California’s Department of Housing and Community Development said on Tuesday that it will review San Francisco’s housing policies, the latest in a stepped-up effort to hold the city accountable to state housing targets.
The review will be led by the Housing Accountability Unit, an enforcement branch of the housing department created last year. Gustavo Velasquez, Director of the Department of Housing and Community Development (HCD), wrote in a statement that the department is “deeply concerned about processes and political decision-making in San Francisco that delay and impede the creation of housing.”
The review, which HCD is calling a “Housing Policy and Practice Review,” aims to identify and clear obstacles to new housing construction, including “discretionary decision-making patterns” that lead to delays. Velasquez added that the department is working with Attorney General Rob Bonta to pursue any violations they find.

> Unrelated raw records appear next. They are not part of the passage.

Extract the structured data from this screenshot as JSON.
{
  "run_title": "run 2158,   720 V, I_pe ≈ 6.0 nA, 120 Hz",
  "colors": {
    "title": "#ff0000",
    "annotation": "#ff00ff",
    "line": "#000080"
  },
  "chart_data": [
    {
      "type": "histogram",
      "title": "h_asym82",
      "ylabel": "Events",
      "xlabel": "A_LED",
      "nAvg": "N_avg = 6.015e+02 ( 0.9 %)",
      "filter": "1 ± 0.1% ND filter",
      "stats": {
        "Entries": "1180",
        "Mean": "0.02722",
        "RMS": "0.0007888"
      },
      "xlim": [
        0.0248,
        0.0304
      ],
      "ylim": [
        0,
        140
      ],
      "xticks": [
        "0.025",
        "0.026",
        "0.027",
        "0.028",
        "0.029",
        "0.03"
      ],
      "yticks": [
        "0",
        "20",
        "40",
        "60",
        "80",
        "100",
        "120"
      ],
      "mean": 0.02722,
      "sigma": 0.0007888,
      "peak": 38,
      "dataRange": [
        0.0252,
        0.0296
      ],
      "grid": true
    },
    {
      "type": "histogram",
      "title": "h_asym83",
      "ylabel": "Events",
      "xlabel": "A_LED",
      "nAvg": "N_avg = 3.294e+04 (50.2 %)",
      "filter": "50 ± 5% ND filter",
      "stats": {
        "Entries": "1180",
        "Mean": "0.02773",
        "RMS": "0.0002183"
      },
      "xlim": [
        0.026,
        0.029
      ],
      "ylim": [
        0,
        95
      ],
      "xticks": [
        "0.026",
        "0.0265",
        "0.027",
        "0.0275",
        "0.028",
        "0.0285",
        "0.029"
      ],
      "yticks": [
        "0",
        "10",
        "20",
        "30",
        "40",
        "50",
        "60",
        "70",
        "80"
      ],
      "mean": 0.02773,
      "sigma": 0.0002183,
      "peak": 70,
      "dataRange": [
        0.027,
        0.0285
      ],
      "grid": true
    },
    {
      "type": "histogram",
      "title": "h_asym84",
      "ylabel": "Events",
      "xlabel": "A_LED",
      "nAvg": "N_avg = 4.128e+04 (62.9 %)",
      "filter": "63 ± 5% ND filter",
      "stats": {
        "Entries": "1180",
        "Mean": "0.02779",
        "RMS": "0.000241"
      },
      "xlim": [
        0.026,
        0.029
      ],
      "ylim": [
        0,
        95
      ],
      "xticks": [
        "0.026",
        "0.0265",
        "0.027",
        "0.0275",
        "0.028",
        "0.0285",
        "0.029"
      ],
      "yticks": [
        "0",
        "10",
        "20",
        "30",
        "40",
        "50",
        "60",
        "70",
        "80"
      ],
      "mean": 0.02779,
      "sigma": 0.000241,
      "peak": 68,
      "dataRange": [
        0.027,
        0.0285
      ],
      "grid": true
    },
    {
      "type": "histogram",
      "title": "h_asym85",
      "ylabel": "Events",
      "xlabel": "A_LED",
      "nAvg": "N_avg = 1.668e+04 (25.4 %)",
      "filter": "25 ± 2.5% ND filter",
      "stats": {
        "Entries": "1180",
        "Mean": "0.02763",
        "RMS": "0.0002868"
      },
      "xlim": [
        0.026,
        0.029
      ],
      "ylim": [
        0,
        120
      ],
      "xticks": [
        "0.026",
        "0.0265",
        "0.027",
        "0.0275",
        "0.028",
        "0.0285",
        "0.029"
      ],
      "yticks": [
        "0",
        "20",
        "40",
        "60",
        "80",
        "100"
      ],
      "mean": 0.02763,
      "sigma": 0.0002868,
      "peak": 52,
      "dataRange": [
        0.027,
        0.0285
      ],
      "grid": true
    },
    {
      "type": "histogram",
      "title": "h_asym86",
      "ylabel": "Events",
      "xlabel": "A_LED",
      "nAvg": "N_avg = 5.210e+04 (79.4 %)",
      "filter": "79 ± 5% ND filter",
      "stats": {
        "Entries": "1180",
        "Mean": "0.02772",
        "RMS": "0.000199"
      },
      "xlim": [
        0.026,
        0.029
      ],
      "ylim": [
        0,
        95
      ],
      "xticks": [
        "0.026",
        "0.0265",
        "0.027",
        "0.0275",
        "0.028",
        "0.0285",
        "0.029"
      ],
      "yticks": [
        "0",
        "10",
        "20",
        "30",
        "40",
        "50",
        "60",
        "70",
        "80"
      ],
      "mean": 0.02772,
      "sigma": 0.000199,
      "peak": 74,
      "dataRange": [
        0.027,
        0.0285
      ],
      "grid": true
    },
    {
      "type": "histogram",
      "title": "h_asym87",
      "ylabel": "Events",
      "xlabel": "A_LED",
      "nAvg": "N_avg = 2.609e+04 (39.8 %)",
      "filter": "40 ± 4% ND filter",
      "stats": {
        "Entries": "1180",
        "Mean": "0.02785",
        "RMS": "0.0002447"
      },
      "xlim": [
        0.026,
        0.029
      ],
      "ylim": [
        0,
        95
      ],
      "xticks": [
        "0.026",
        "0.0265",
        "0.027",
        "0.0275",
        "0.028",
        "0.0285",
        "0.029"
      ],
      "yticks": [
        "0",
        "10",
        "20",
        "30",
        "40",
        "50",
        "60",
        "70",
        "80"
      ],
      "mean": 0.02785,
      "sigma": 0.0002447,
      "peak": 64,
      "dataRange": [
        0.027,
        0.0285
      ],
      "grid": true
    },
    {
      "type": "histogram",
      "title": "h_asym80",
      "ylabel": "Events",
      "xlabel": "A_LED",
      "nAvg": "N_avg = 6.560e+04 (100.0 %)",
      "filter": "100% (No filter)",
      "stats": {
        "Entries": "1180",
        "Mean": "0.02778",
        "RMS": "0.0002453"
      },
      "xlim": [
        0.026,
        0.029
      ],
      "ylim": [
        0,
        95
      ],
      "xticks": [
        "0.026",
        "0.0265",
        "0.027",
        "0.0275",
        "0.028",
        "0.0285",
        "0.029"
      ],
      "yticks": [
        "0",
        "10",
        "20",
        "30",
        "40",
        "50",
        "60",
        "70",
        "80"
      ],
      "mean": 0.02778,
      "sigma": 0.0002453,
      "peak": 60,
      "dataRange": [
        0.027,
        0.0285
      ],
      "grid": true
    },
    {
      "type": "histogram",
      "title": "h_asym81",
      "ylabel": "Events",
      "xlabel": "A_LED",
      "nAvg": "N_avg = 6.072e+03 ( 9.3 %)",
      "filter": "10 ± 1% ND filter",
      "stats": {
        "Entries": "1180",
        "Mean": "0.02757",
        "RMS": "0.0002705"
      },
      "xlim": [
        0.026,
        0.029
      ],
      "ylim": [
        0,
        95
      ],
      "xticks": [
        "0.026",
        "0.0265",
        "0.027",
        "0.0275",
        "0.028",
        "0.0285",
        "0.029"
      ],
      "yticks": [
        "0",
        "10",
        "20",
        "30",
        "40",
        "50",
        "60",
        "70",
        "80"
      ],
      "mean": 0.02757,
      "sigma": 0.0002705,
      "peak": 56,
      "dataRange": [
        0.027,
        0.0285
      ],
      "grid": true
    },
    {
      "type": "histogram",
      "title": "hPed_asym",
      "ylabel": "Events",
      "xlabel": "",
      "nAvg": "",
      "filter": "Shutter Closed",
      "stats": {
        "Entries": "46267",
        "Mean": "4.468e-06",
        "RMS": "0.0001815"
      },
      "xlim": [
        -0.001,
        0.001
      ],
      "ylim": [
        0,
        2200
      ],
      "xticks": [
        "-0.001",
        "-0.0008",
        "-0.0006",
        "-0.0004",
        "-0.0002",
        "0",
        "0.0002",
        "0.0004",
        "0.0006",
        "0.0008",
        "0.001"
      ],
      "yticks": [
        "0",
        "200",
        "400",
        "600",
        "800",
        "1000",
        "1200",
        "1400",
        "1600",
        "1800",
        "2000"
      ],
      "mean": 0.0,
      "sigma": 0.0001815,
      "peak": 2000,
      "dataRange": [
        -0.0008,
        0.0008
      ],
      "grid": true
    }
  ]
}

The announcement comes one day after the state housing department issued a letter criticizing the San Francisco Planning Department’s current effort to make room for new housing. Under a state mandate called the Regional Housing Needs Allocation, the planning department must submit a compliant plan to build 82,000 new housing units between 2023 and 2031 by January 2023 and recently filed a draft with the state.
In a letter to Rich Hillis, Director of the Planning Department, HCD program manager Paul McDougall wrote that some of the timing projections included in the draft didn’t match the eight-year cycle, among other findings. If the city falls out of compliance with the state target, it would jeopardize access to state, federal, and regional programs and grants that fund rezoning and affordable housing construction.
San Francisco has struggled to keep up with state housing targets, and trails behind other large metropolitan areas, including Austin and Seattle, in new construction.
Bonta said in a statement that the crackdown is meant to address high costs of housing, echoing arguments by pro-housing groups that increasing housing at all affordability levels will reduce housing costs by making units less scarce.
“In California, we are facing a housing crisis of epic proportions, and it’s going to take all of us, working together, to solve it,” Bonta said. “We will continue to work with HCD to enforce our housing laws to alleviate this ongoing crisis.”
Top local officials, including Mayor London Breed and state Sen. Scott Wiener, applauded the state housing department’s scrutiny of the city’s housing policies.
Last month, Breed vetoed a much-debated fourplex bill passed at the Board of Supervisors on the grounds that it would hurt, not help, new housing construction. That prompted Wiener, a longtime critic of San Francisco’s housing policies, to call on the state to sue San Francisco to enforce state housing law.
Meanwhile, Breed is backing a November ballot measure that seeks to streamline new housing that meets certain affordability minimums. A rival ballot measure, co-sponsored by Supervisors Connie Chan and Aaron Peskin, competes directly with that measure and has earned scorn by pro-housing groups.
Annie Gaus contributed to this report.